Collins stayed in lunar orbit as his colleagues Neil Armstrong and Buzz Aldrin walked on the Moon.
Aldrin, 91, is now the only surviving member of the mission.
Paying tribute to Collins, Aldrin wrote in a tweet: "Dear Mike, Wherever you have been or will be, you will always have the Fire to Carry us deftly to new heights and to the future. We will miss you. May you Rest In Peace."
'We felt the weight of the world on our shoulders'
In a statement, the Collins family said that "Mike always faced the challenges of life with grace and humility, and faced this, his final challenge, the same way".
"We will miss him terribly. Yet we also know how lucky Mike felt to have lived the life he did.
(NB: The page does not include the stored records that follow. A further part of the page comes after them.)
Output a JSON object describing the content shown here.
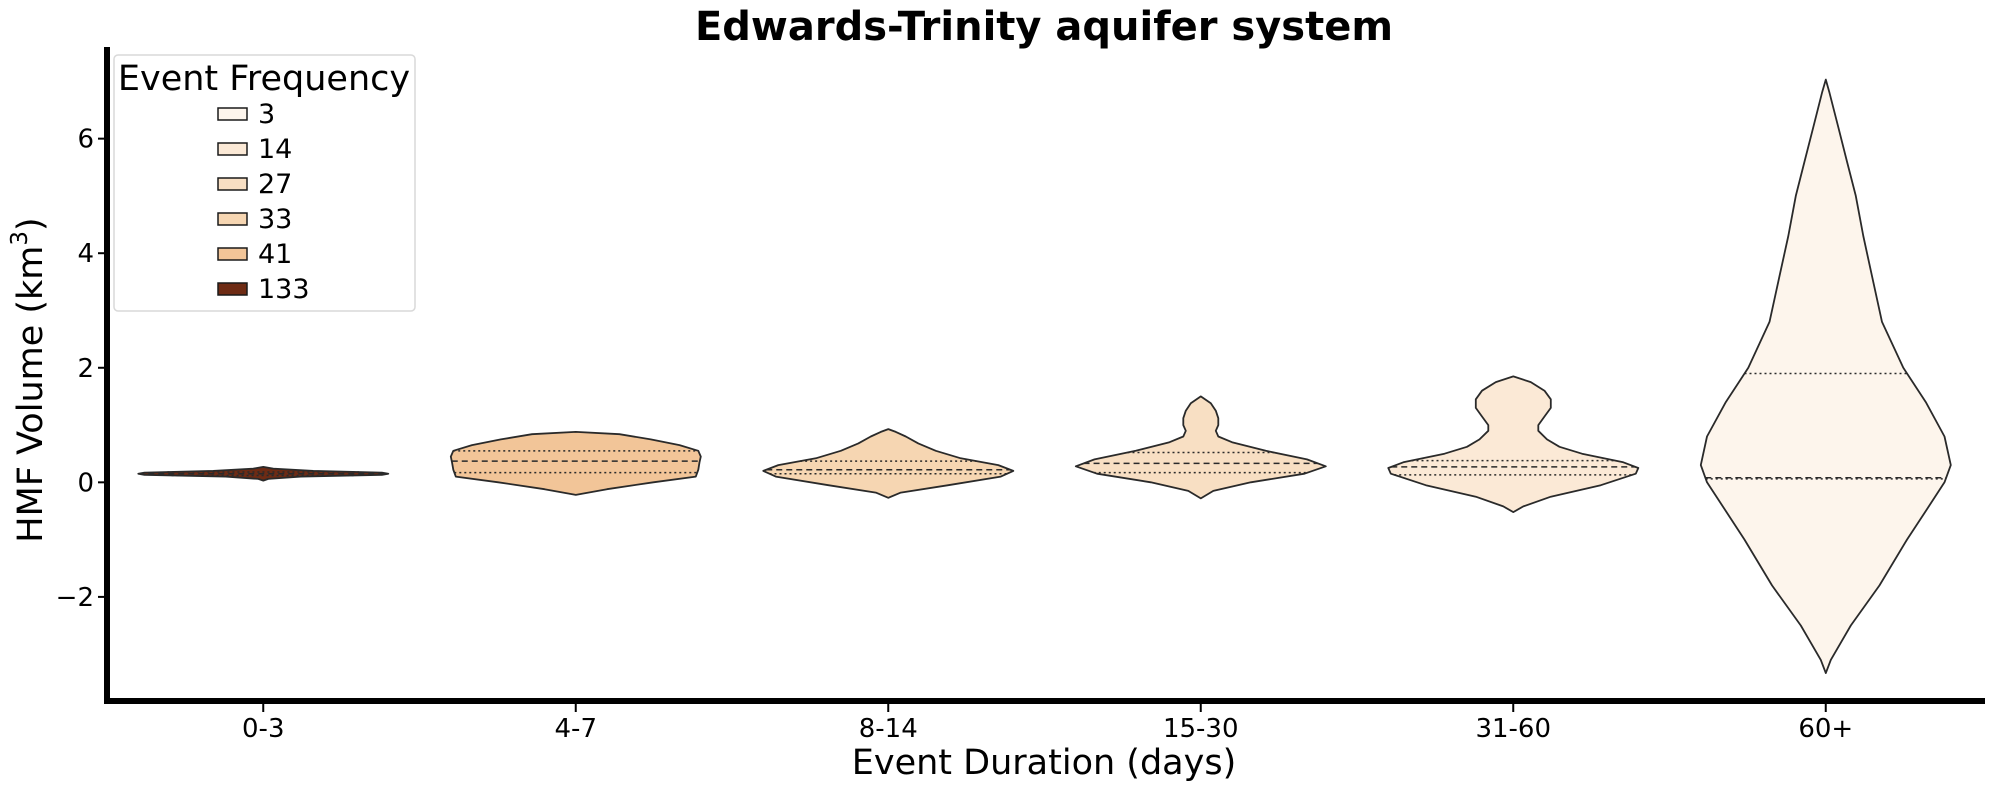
{
  "chart_data": {
    "type": "violin",
    "title": "Edwards-Trinity aquifer system",
    "xlabel": "Event Duration (days)",
    "ylabel": "HMF Volume (km",
    "ylabel_superscript": "3",
    "ylabel_suffix": ")",
    "categories": [
      "0-3",
      "4-7",
      "8-14",
      "15-30",
      "31-60",
      "60+"
    ],
    "ylim": [
      -3.8,
      7.6
    ],
    "yticks": [
      -2,
      0,
      2,
      4,
      6
    ],
    "ytick_labels": [
      "−2",
      "0",
      "2",
      "4",
      "6"
    ],
    "grid": false,
    "legend": {
      "title": "Event Frequency",
      "placement": "top-left",
      "entries": [
        {
          "label": "3",
          "color": "#fdf5ec"
        },
        {
          "label": "14",
          "color": "#fbe9d6"
        },
        {
          "label": "27",
          "color": "#f8dfc3"
        },
        {
          "label": "33",
          "color": "#f6d6b2"
        },
        {
          "label": "41",
          "color": "#f2c598"
        },
        {
          "label": "133",
          "color": "#6e2b14"
        }
      ]
    },
    "series": [
      {
        "category": "0-3",
        "count": 133,
        "color": "#6e2b14",
        "min": 0.03,
        "max": 0.27,
        "q1": 0.12,
        "median": 0.15,
        "q3": 0.18,
        "profile": [
          [
            0.03,
            0
          ],
          [
            0.06,
            0.04
          ],
          [
            0.1,
            0.3
          ],
          [
            0.13,
            0.95
          ],
          [
            0.15,
            1.0
          ],
          [
            0.17,
            0.95
          ],
          [
            0.2,
            0.4
          ],
          [
            0.24,
            0.08
          ],
          [
            0.27,
            0
          ]
        ]
      },
      {
        "category": "4-7",
        "count": 41,
        "color": "#f2c598",
        "min": -0.22,
        "max": 0.88,
        "q1": 0.17,
        "median": 0.37,
        "q3": 0.55,
        "profile": [
          [
            -0.22,
            0
          ],
          [
            -0.12,
            0.25
          ],
          [
            0.0,
            0.62
          ],
          [
            0.1,
            0.96
          ],
          [
            0.22,
            0.98
          ],
          [
            0.35,
            0.99
          ],
          [
            0.45,
            1.0
          ],
          [
            0.55,
            0.98
          ],
          [
            0.65,
            0.83
          ],
          [
            0.75,
            0.6
          ],
          [
            0.84,
            0.35
          ],
          [
            0.88,
            0
          ]
        ]
      },
      {
        "category": "8-14",
        "count": 33,
        "color": "#f6d6b2",
        "min": -0.27,
        "max": 0.93,
        "q1": 0.15,
        "median": 0.22,
        "q3": 0.37,
        "profile": [
          [
            -0.27,
            0
          ],
          [
            -0.18,
            0.1
          ],
          [
            -0.05,
            0.48
          ],
          [
            0.1,
            0.9
          ],
          [
            0.2,
            1.0
          ],
          [
            0.3,
            0.88
          ],
          [
            0.42,
            0.58
          ],
          [
            0.55,
            0.38
          ],
          [
            0.68,
            0.24
          ],
          [
            0.8,
            0.14
          ],
          [
            0.88,
            0.06
          ],
          [
            0.93,
            0
          ]
        ]
      },
      {
        "category": "15-30",
        "count": 27,
        "color": "#f8dfc3",
        "min": -0.28,
        "max": 1.5,
        "q1": 0.17,
        "median": 0.33,
        "q3": 0.52,
        "profile": [
          [
            -0.28,
            0
          ],
          [
            -0.15,
            0.1
          ],
          [
            0.0,
            0.4
          ],
          [
            0.15,
            0.83
          ],
          [
            0.28,
            1.0
          ],
          [
            0.4,
            0.85
          ],
          [
            0.55,
            0.52
          ],
          [
            0.7,
            0.25
          ],
          [
            0.8,
            0.14
          ],
          [
            0.9,
            0.12
          ],
          [
            1.0,
            0.14
          ],
          [
            1.12,
            0.14
          ],
          [
            1.25,
            0.12
          ],
          [
            1.38,
            0.08
          ],
          [
            1.5,
            0
          ]
        ]
      },
      {
        "category": "31-60",
        "count": 14,
        "color": "#fbe9d6",
        "min": -0.52,
        "max": 1.85,
        "q1": 0.13,
        "median": 0.27,
        "q3": 0.38,
        "profile": [
          [
            -0.52,
            0
          ],
          [
            -0.42,
            0.08
          ],
          [
            -0.25,
            0.3
          ],
          [
            -0.05,
            0.7
          ],
          [
            0.15,
            0.98
          ],
          [
            0.25,
            1.0
          ],
          [
            0.35,
            0.88
          ],
          [
            0.5,
            0.55
          ],
          [
            0.62,
            0.37
          ],
          [
            0.75,
            0.27
          ],
          [
            0.9,
            0.2
          ],
          [
            1.0,
            0.2
          ],
          [
            1.15,
            0.25
          ],
          [
            1.3,
            0.3
          ],
          [
            1.45,
            0.3
          ],
          [
            1.6,
            0.25
          ],
          [
            1.75,
            0.14
          ],
          [
            1.85,
            0
          ]
        ]
      },
      {
        "category": "60+",
        "count": 3,
        "color": "#fdf5ec",
        "min": -3.33,
        "max": 7.03,
        "q1": 0.06,
        "median": 0.08,
        "q3": 1.9,
        "profile": [
          [
            -3.33,
            0
          ],
          [
            -3.1,
            0.04
          ],
          [
            -2.5,
            0.2
          ],
          [
            -1.8,
            0.43
          ],
          [
            -1.0,
            0.65
          ],
          [
            -0.5,
            0.8
          ],
          [
            0.0,
            0.95
          ],
          [
            0.3,
            1.0
          ],
          [
            0.8,
            0.95
          ],
          [
            1.4,
            0.8
          ],
          [
            2.0,
            0.62
          ],
          [
            2.8,
            0.45
          ],
          [
            3.6,
            0.37
          ],
          [
            4.3,
            0.3
          ],
          [
            5.0,
            0.24
          ],
          [
            5.6,
            0.17
          ],
          [
            6.2,
            0.1
          ],
          [
            6.8,
            0.03
          ],
          [
            7.03,
            0
          ]
        ]
      }
    ]
  }
}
"We will honour his wish for us to celebrate, not mourn, that life."
On 16 July 2019, Collins visited Florida's Kennedy Space Center - the site where the mission had set off exactly 50 years earlier.
Speaking at launchpad 39A - where the crew's rocket began the historic mission - he described how he felt during take-off.
"The shockwave from the rocket power hits you," Collins told Nasa TV. "Your whole body is shaking. This gives you an entirely... different concept of what power really means."
"You're suspended in the cockpit... as you lift off," he continued. "From then on it's a quieter, more rational, silent ride all the way to the Moon.
"We crew felt the weight of the world on our shoulders, we knew that everyone would be looking at us, friend or foe."
Unsung hero of the first Moon landing
By Paul Rincon, Science editor, BBC News website
Neil Armstrong and Buzz Aldrin garnered most of the attention for the historic first Moon landing in 1969.
But their crewmate, Michael Collins, was just as important for the success of the mission.
As the command module pilot, Collins stayed in lunar orbit while Neil and Buzz bounded across the surface. But he performed crucial manoeuvres in space that were needed to get to the Moon.
He was sanguine about others getting the glory: "I certainly thought that I did not have the best seat of the three," he said. "But I can say in all honesty, I was thrilled with the seat that I did have."
After leaving Nasa, he had a brief spell in politics, but later retired to Florida, where he painted and wrote.
Despite joining Twitter in 2019, at the age of 88, he admitted that he never really enjoyed the spotlight of public life.
But his name will live on, as a new generation of astronauts prepares to return to the Moon in the next few years, following the trail blazed by Collins and the other pioneers of Apollo.